Additional Uses for the Mirror

While you may be tempted to use a mirror to bypass the Medusa’s gaze, in truth you’re better off buying a dedicated and large mirror for this.

You may also want to reflect sunlight to attack a vampire, but reflecting light like this is often more difficult than it sounds, and will only ever possibly be helpful when you are fighting a vampire inside a building when it’s daytime outside, and sunny, and are already close to a window or the outside. There will probably be easier ways then a small mirror in those scenarios. 

The thieves’ tools mirror, mounted on its metal handle, is best for subtly peeking around corners, or through windows. It can also be, in rare cases, used to grant the magic user of the party line of sight to their target. 

Additional Uses for the Scissors

The scissors are simply scissors. While situations where you can use them creatively may appear, it’s unlikely that they will be the best solution to an obstacle. Combined with Mage Hand, your DM may allow you to use them to cut small ropes at range, which could disarm or set off an extremely simple trap.

Anything more complex than this would require being an Arcane Trickster; they can use their specialized Mage Hand to fully use the thieves’ tools to disarm traps and pick locks. 

Common Questions About Thieves’ Tools

What stat do thieves’ tools use 5e?

Most uses of thieve’s tools, to pick locks or disarm traps, use a simple Dexterity check to which you can add your proficiency bonus if you are proficient.

If you use the expanded thieves’ tools rules from XTGE you may use Intelligence or Wisdom for certain rolls; though this is not exactly the same as using thieves’ tools it will use your proficiency. 

Can thieves’ tools break 5e?

While all objects in DnD 5e have hit points and AC, and can therefore break, it’s unlikely that thieves’ tools will. Someone would have to deliberately try to break your tools for this to happen.

Lockpicks, for example, never break while using them to pick a lock unless that lock was magically enchanted with destructive spells. It’s true, Skyrim has lied to you about how easily lockpicks break! 

Can you buy thieves’ tools 5e?

Thieves’ tools can be bought in DnD 5e. They are not very expensive either, consisting of simple common tools.

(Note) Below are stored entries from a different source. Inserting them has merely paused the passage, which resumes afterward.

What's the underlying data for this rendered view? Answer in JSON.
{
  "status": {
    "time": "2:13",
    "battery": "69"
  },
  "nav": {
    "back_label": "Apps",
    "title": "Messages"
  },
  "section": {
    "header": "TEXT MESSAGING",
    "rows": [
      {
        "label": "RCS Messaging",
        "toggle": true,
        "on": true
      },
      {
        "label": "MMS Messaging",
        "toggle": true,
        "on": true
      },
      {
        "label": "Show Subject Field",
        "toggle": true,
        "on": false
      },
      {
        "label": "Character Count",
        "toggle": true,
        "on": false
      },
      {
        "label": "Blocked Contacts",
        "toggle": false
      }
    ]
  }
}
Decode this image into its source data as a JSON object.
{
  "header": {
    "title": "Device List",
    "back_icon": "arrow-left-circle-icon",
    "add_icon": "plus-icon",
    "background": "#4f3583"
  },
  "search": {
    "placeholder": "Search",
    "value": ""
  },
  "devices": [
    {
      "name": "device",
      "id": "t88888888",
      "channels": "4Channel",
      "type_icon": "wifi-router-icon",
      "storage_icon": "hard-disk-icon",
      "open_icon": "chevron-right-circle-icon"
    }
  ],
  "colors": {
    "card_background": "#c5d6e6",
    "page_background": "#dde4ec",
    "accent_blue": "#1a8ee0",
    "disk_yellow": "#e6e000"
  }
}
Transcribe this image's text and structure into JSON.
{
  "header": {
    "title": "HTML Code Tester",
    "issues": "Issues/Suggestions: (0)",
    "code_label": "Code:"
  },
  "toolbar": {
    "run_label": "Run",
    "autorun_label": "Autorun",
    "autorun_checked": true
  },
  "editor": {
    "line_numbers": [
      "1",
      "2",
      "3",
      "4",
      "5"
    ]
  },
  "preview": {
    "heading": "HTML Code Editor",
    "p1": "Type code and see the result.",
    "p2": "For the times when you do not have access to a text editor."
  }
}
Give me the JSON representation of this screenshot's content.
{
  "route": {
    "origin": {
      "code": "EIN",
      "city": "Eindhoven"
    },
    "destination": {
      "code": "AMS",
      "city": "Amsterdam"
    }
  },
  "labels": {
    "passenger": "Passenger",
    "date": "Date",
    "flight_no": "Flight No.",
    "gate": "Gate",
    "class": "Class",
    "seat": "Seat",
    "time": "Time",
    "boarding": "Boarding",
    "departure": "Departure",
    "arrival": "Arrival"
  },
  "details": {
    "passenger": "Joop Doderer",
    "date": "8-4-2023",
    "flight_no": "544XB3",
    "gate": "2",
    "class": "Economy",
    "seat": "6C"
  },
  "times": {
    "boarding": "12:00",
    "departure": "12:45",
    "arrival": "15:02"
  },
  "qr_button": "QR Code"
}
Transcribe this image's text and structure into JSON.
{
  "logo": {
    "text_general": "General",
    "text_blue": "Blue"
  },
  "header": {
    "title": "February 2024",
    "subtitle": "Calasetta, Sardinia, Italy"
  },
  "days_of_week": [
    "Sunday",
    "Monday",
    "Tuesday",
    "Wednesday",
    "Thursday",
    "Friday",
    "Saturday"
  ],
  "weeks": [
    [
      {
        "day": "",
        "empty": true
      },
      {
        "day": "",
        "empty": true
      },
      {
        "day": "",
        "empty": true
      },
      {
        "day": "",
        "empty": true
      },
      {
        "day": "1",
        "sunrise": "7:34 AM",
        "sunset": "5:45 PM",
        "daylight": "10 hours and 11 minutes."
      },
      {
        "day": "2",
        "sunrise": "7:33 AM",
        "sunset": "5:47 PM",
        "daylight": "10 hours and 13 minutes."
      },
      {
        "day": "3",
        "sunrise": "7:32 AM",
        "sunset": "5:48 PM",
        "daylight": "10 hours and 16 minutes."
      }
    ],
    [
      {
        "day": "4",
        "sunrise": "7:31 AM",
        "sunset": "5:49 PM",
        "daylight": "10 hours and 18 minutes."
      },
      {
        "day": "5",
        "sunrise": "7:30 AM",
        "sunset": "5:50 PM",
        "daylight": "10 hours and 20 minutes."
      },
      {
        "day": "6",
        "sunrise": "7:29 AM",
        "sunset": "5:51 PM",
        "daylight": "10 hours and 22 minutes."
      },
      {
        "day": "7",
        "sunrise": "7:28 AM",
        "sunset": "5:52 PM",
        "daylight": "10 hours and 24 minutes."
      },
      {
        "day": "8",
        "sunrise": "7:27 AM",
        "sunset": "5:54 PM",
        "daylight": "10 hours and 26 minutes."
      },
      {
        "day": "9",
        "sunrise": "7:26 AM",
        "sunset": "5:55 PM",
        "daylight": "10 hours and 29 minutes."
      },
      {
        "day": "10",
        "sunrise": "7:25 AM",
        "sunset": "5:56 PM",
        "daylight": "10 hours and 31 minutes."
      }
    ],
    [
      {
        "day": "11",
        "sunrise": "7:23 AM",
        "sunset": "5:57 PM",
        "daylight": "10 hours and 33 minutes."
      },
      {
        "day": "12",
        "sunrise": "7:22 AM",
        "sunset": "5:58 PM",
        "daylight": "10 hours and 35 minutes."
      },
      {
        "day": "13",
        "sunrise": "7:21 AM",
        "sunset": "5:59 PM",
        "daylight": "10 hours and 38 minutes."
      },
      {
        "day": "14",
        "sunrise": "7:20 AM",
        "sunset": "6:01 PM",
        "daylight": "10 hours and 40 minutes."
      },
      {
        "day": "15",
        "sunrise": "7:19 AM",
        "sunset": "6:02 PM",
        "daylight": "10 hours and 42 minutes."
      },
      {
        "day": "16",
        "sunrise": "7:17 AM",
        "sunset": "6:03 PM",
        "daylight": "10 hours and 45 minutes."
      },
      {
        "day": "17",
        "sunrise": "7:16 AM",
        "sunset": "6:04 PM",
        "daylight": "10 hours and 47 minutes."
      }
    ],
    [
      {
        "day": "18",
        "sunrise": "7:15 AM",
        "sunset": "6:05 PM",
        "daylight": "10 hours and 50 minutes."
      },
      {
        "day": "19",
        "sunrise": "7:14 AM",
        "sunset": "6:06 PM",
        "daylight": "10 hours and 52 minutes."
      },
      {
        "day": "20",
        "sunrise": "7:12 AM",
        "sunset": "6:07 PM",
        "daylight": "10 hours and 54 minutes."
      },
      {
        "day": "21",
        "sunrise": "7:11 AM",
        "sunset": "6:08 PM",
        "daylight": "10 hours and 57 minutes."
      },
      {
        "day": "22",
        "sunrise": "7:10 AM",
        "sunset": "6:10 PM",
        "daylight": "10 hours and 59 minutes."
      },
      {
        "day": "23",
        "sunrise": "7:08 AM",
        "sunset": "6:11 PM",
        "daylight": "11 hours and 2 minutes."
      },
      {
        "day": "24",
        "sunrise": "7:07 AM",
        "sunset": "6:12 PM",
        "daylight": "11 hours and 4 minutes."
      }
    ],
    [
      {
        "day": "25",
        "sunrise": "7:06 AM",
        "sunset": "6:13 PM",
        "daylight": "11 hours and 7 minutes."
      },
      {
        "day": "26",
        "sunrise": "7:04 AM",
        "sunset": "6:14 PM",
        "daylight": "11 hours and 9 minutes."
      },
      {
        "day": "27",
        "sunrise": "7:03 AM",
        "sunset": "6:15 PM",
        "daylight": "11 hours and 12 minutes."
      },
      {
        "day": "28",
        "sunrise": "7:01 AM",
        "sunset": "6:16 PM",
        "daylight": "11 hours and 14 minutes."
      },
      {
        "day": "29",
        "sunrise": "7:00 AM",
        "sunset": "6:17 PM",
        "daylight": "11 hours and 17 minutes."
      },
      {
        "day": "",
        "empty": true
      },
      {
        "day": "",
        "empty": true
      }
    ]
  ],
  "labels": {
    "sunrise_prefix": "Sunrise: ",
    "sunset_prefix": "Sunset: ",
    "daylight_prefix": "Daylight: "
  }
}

Some DMs may rule that acquiring lockpicks specifically can be difficult if the city you’re in restricts their use, but locksmiths are common and therefore lockpicks will still never be as rare as even the most common magical item. 

Do you need thieves’ tools 5e?

It can be difficult to say that you need anything in DnD 5e. Thieves’ tools are useful ways of bypassing locked doors or dealing with traps. Obviously, if your campaign doesn’t feature these obstacles you are unlikely to use thieves’ tools.

However, even if it does there are likely other ways to bypass these obstacles, like breaking the door down or simply taking the trap damage. While not necessary, they can be helpful. 

Are Thieves’ Tools Useful? 

Sometimes it’s not enough to simply know how to use a mechanic in DnD 5e. For these players, the question arises: Is this useful? 

Thieves’ tools are undoubtedly useful in most campaigns. The ability to move stealthily through locked doors and disarm trap-filled dungeons can allow the party to proceed with plans or explore areas that would otherwise not be accessible to them.

Of course, it is possible that your campaign might not have a lot of stealth or locked doors, or even trap-filled dungeons! In these cases, you might find yourself not using your proficiency very often. 

I consider thieves’ tools to be some of the more useful tool types in the game. But at the end of the day usefulness will be determined by your campaign world and your DM.

If you’re interested in using thieves’ tools and playing the kind of character that can break in anywhere, consider looking for opportunities to use your skills.

Maybe you can bribe someone to get the information you need, but you could also try breaking into the nobleman’s mansion!

I consider thieves’ tools useful not because of the likelihood you’ll encounter scenarios that require thieves’ tools to solve (as that will be up to the DM), but the ability to come up with solutions to problems that utilize the abilities of thieves’ tools, both as individual items and as the full toolset.